Ci sono vari rapporti che dimostrano la mancata volontà del governo bosniaco di difendere la città di Gorazde e di permettere il collegato massacro, per incoraggiare l’intervento Nato. Per le milizie serbo-bosniache questi corridoi umanitari all’interno dei loro territori erano zone militari strategiche per l’esercito bosniaco musulmano. Nel luglio 1995 le milizie serbe attaccarono due di queste aree protette: Srebrenica e Zepa causando la morte di migliaia di civili. Circa 20.000 bosniaci musulmani furono uccisi nella regione durante il 1995. Secondo Woodward la creazione di aree protette, motivata da intenti umanitari, rese possibile l’escalation del conflitto e la morte di migliaia di civili. La evidente incapacità Onu di far rispettare il principio di demilitarizzazione delle aree protette offrirono alle forze serbe il pretesto di attaccarle con l’obiettivo di riconquistare i territori perduti e di costringere i caschi blu alla neutralità delle aree protette. Adams Roberts fa notare che non vi erano alcuna possibilità di assicurare la neutralità di questi corridoi umanitari in quanto il governo bosniaco e i civili musulmani non erano favorevoli ad affidare ai caschi blu Onu il compito di proteggerli”.

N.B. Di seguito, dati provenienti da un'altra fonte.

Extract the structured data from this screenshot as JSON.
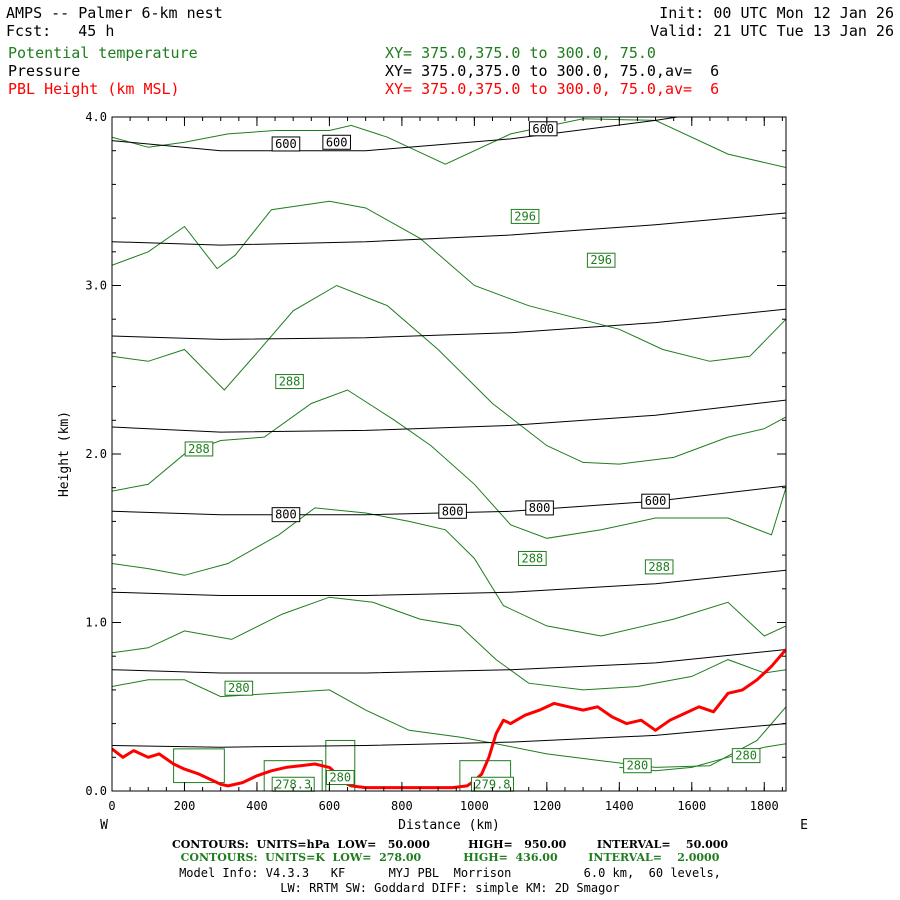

Diverse aree protette dalle Nazioni Unite furono create all’inizio degli anni Novanta per proteggere i civili e favorire l’assistenza umanitaria. La prima di queste aree fu creata nel 1991 nel nord dell'Iraq e nel nord dello Sri Lanka. Nel 1993 un corridoio umanitario fu creato da UNPROFOR in Bosnia-Erzegovina. Nel 1994 un corridoio umanitario fu creato nel sud del Rwanda dall’esercito francese sotto mandato Onu. Diverse aree protette temporanee furono negoziate con il governo sudanese e la ribellione SPLA durante la lunga guerra civile in Sudan. Nonostante che la legge internazionale esige che questi corridoi umanitari siano sicuri e ad esclusivo uso dei civili o dei soldati demilitarizzati, queste aree sono state immediatamente trasformate dalle Nazioni Unite in basi militari a favore di una delle parti belligeranti secondo le convenienze.

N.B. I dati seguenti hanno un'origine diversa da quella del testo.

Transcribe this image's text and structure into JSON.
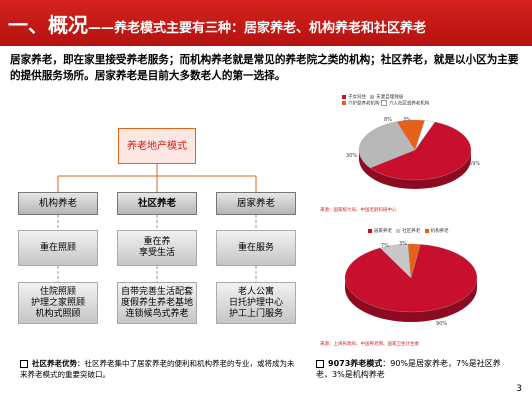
{
  "header": {
    "title_main": "一、概况",
    "title_dash": "——",
    "title_sub": "养老模式主要有三种：居家养老、机构养老和社区养老"
  },
  "intro": "居家养老，即在家里接受养老服务；而机构养老就是常见的养老院之类的机构；社区养老，就是以小区为主要的提供服务场所。居家养老是目前大多数老人的第一选择。",
  "diagram": {
    "top": "养老地产模式",
    "columns": [
      {
        "head": "机构养老",
        "bold": false,
        "cells": [
          "重在照顾",
          "住院照顾\n护理之家照顾\n机构式照顾"
        ]
      },
      {
        "head": "社区养老",
        "bold": true,
        "cells": [
          "重在养\n享受生活",
          "自带完善生活配套\n度假养生养老基地\n连锁候鸟式养老"
        ]
      },
      {
        "head": "居家养老",
        "bold": false,
        "cells": [
          "重在服务",
          "老人公寓\n日托护理中心\n护工上门服务"
        ]
      }
    ]
  },
  "chart_data": [
    {
      "type": "pie",
      "legend": [
        "子女同住",
        "夫妻自理独居",
        "介护型养老机构",
        "介入社区或养老机构"
      ],
      "labels": [
        "59%",
        "30%",
        "8%",
        "3%"
      ],
      "values": [
        59,
        30,
        8,
        3
      ],
      "colors": [
        "#c8102e",
        "#b8b8b8",
        "#e6601a",
        "#ffffff"
      ],
      "source": "来源：国家统计局、中国老龄科研中心"
    },
    {
      "type": "pie",
      "legend": [
        "居家养老",
        "社区养老",
        "机构养老"
      ],
      "labels": [
        "90%",
        "7%",
        "3%"
      ],
      "values": [
        90,
        7,
        3
      ],
      "colors": [
        "#c8102e",
        "#c8c8c8",
        "#e6601a"
      ],
      "source": "来源：上海民政局、中国养老网、国家卫生计生委"
    }
  ],
  "notes": {
    "left_title": "社区养老优势",
    "left_text": "：社区养老集中了居家养老的便利和机构养老的专业，或将成为未来养老模式的重要突破口。",
    "right_title": "9073养老模式",
    "right_text": "：90%是居家养老，7%是社区养老，3%是机构养老"
  },
  "page_number": "3"
}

Le aree protette, come i campi profughi gestiti da Unhcr sono servite per proteggere eserciti e gruppi armati. In Iraq facilitarono le milizie curde. In Sri Lanka l’esercito governativo che lanciò una serie di offensive contro la ribellione Tamil. In Bosnia-Erzegovina l’esercito e le milizie bosniache musulmane, in Rwanda l’esercito genocidario durante la sua ritirata nello Zaire (attuale Repubblica Democratica del Congo). In Sud Sudan i ribelli sudisti del SPLA. La mancata demilitarizzazione e l’utilizzazione militare delle aree protette da parte dei caschi blu Onu hanno aumentato la diffidenza delle parti belligeranti che ora si oppongono alla creazione di corridoi umanitari come stiamo assistendo nei conflitti in Siria e Ucraina.